Both federal cases and the Georgia case will make it to trial unimpeded by appellate rulings. The trials may well all be held before spring of 2024. Two civil trials will also be held by then. The Stormy Daniels hush money case will likely be first. This is the case where the National Enquirer helped Trump win in 2016 by using their “catch and kill” method to keep Stormy Daniels’ story out of the news.

Around the same time will be the New York State Attorney General Letitia James $250 million business fraud suit. This is the case where Trump took the 5th amendment 400 times during the deposition, even though in such cases taking the 5th can permissibly give rise to an “adverse inference”.

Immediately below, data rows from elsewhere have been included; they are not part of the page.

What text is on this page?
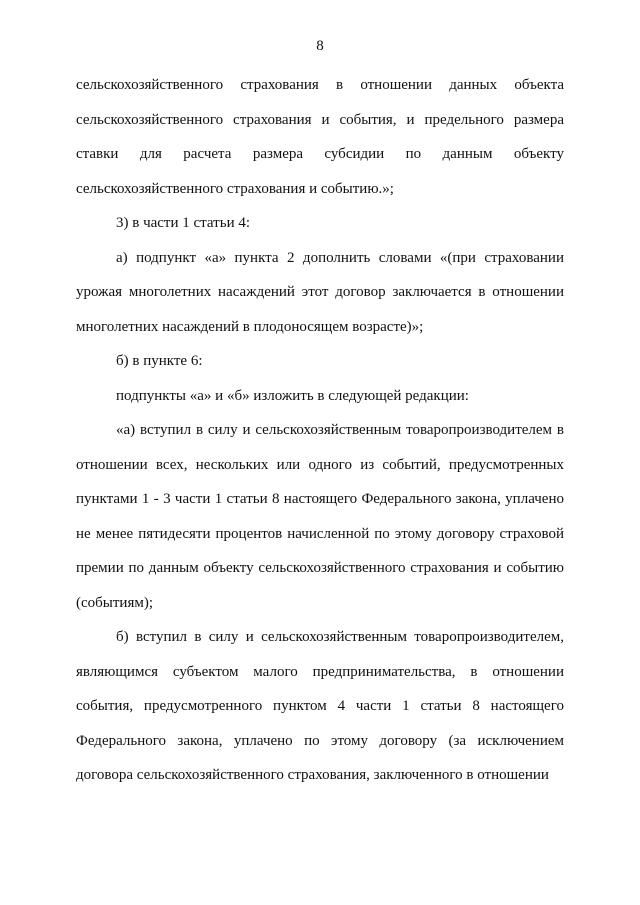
8

сельскохозяйственного страхования в отношении данных объекта сельскохозяйственного страхования и события, и предельного размера ставки для расчета размера субсидии по данным объекту сельскохозяйственного страхования и событию.»;

3) в части 1 статьи 4:

а) подпункт «а» пункта 2 дополнить словами «(при страховании урожая многолетних насаждений этот договор заключается в отношении многолетних насаждений в плодоносящем возрасте)»;

б) в пункте 6:

подпункты «а» и «б» изложить в следующей редакции:

«а) вступил в силу и сельскохозяйственным товаропроизводителем в отношении всех, нескольких или одного из событий, предусмотренных пунктами 1 - 3 части 1 статьи 8 настоящего Федерального закона, уплачено не менее пятидесяти процентов начисленной по этому договору страховой премии по данным объекту сельскохозяйственного страхования и событию (событиям);

б) вступил в силу и сельскохозяйственным товаропроизводителем, являющимся субъектом малого предпринимательства, в отношении события, предусмотренного пунктом 4 части 1 статьи 8 настоящего Федерального закона, уплачено по этому договору (за исключением договора сельскохозяйственного страхования, заключенного в отношении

The weight of the indictments and subsequent trials will take Donald Trump down. In the meantime, Republican state legislators are handing Democrats a political gift that keeps on giving. Not content with the Dobbs decision obliterating the right to choose, many are working mean-spiritedly across the country to remove exceptions permitting abortions in cases of rape, incest, and protecting the life of the mother. This delivers to Democrats the single most powerful tool in upcoming elections, as evidenced by the recent victory of Wisconsin State Supreme Court candidate Janet Protasiewics, who got a pro-choice electoral boost in the range of 10%. These three things come immediately to mind:

1) Yes, Virginia, There is an Election This Fall
As we all remember, Virginia and New Jersey have odd election cycles, with their State Legislatures being up for election this fall. Virginia is one of ten states where control of the two legislative bodies is split. Democrats have a 21-19 margin in the Senate, and Republicans control the House 52-48. Expanding the Senate lead and taking over the House is well within our reach. It is necessary to block Republican Governor Glenn Youngkin’s efforts to kill Virginia’s protection of a woman’s right to choose to terminate her pregnancy in the first 26 weeks. One can be informed about who is running and why you should support them through the by now well established Sister District Project The best way to get money early to the candidates that need that dough is the new choice focused PAC that has cropped up in Virginia, the imaginatively named Roe Your Vote Virginia

2) 
Use Initiatives and Referenda Wherever We Can
When you are dealing with protecting or advancing a woman’s right to choose, there is nothing like a statewide vote, as has already been shown in Kansas, Michigan, Kentucky, California, and Vermont. Such measures capture voters who don’t get engaged in partisan elections. There are 23 states which have adopted initiative or referenda processes, or both. Pro-choice advocates understand that in addition to protecting choice, ballot measures increase the vote for pro-choice candidates in close races. There are already signature gathering efforts in Colorado, Montana, Florida, Arizona and Nevada and there will be more. If you are in a state that has a petition drive underway, call the ACLU to find out where to get one and how to circulate it. If you are in another state that permits initiatives, find out what is happening.

3) 
Next, Why Not Ohio
It’s complicated, but there is a good chance that Ohioans will protect their right to choose in a statewide ballot this fall. Click here to support the coalition Protect Choice Ohio or to stay in contact with them. They have two hurdles. First, they need to get 400,000 signatures by July. Then they will have to contend with a possible August ballot in which duplicitous opponents will try to get state law changed to require initiatives to gain a supermajority of 60 percent rather than the current 50%.

You may not be one to watch the news, but there will be items of special interest this summer. Fulton County, Georgia and the United States Department of Justice are about to firmly establish that no one is above the law.